Picked up what is new to me... an 05 23RS from Tom Johnson Camping center in Marion NC. on May11 Took it out for the maiden voyage the night after. Love it!!


----------



## Lady Di (Oct 28, 2005)

Welcome to the forum!









Congratulations on your 'new' camper!

Enjoy it! Maybe all the 'bugs' are worked out of it by now.


----------



## mollyp (Aug 10, 2005)

dominer,

Congratulations, welcome and enjoy your "new to you" Outback.
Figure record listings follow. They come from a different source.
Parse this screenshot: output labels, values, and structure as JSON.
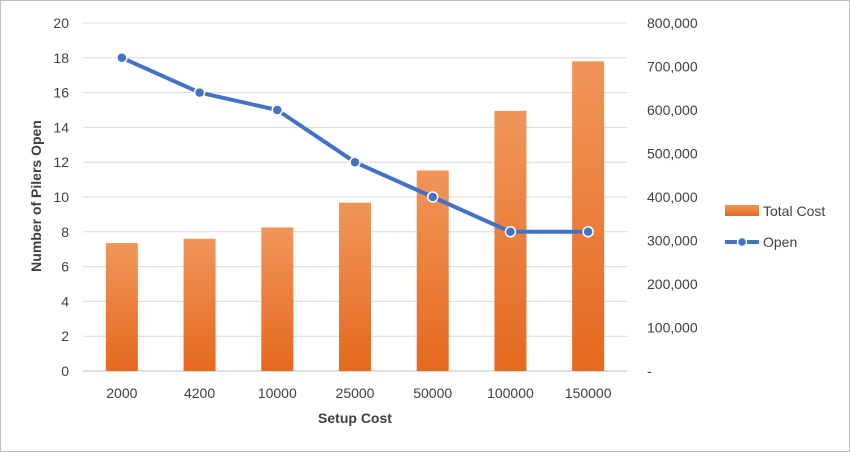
{
  "chart_data": {
    "type": "bar",
    "xlabel": "Setup Cost",
    "ylabel_left": "Number of Pilers Open",
    "ylabel_right": "",
    "categories": [
      "2000",
      "4200",
      "10000",
      "25000",
      "50000",
      "100000",
      "150000"
    ],
    "left_axis": {
      "min": 0,
      "max": 20,
      "step": 2,
      "ticks": [
        "0",
        "2",
        "4",
        "6",
        "8",
        "10",
        "12",
        "14",
        "16",
        "18",
        "20"
      ]
    },
    "right_axis": {
      "min": 0,
      "max": 800000,
      "step": 100000,
      "ticks": [
        "-",
        "100,000",
        "200,000",
        "300,000",
        "400,000",
        "500,000",
        "600,000",
        "700,000",
        "800,000"
      ]
    },
    "series": [
      {
        "name": "Total Cost",
        "kind": "bar",
        "axis": "right",
        "color": "#ed7d31",
        "values": [
          294000,
          304000,
          330000,
          387000,
          461000,
          598000,
          712000
        ]
      },
      {
        "name": "Open",
        "kind": "line",
        "axis": "left",
        "color": "#4472c4",
        "values": [
          18,
          16,
          15,
          12,
          10,
          8,
          8
        ]
      }
    ],
    "gridlines": true,
    "legend_position": "right"
  }
}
Check out the rally map, find a rally and join the fun.

Happy camping!


----------



## Scrib (Jun 28, 2005)

Congratulations!


----------



## hpapa4 (Apr 11, 2007)

Congratulations on the Outback. Enjoy!


----------



## mswalt (Sep 14, 2004)

dominer,

Congrats on your new tt!

Enjoy.

Mark


----------



## HootBob (Apr 26, 2004)

Welcome dominer to the Outback Family
Congrats on the 23RS nice model

Don


----------



## wolfwood (Sep 19, 2005)

Congrats on the new arrival & welcome to the Clan!!!!!!


----------



## Drac (Apr 26, 2007)

Congrats, we took ours out on her maiden voyage last week, had a great time. You'll love yours as much as we love ours I'm sure. It's a great TT.


----------



## dominer (May 20, 2007)

I must say, everybody here is so friendly... this is going to be a great place to "hang out"


----------



## Five Outbackers (Dec 27, 2006)

*Welcome & Congrats
 dominer from one newbie to another On your new outback...You will find this site great

Ken
*


----------



## skippershe (May 22, 2006)

Hi dominer
















Outbackers!! 

AND Congrats on your new (to you) 23rs! 

Glad you joined us








Enjoy and Happy Camping,


----------



## Moosegut (Sep 24, 2005)

Congratulations and welcome aboard.







You're gonna love it. Enjoy.

Scott


----------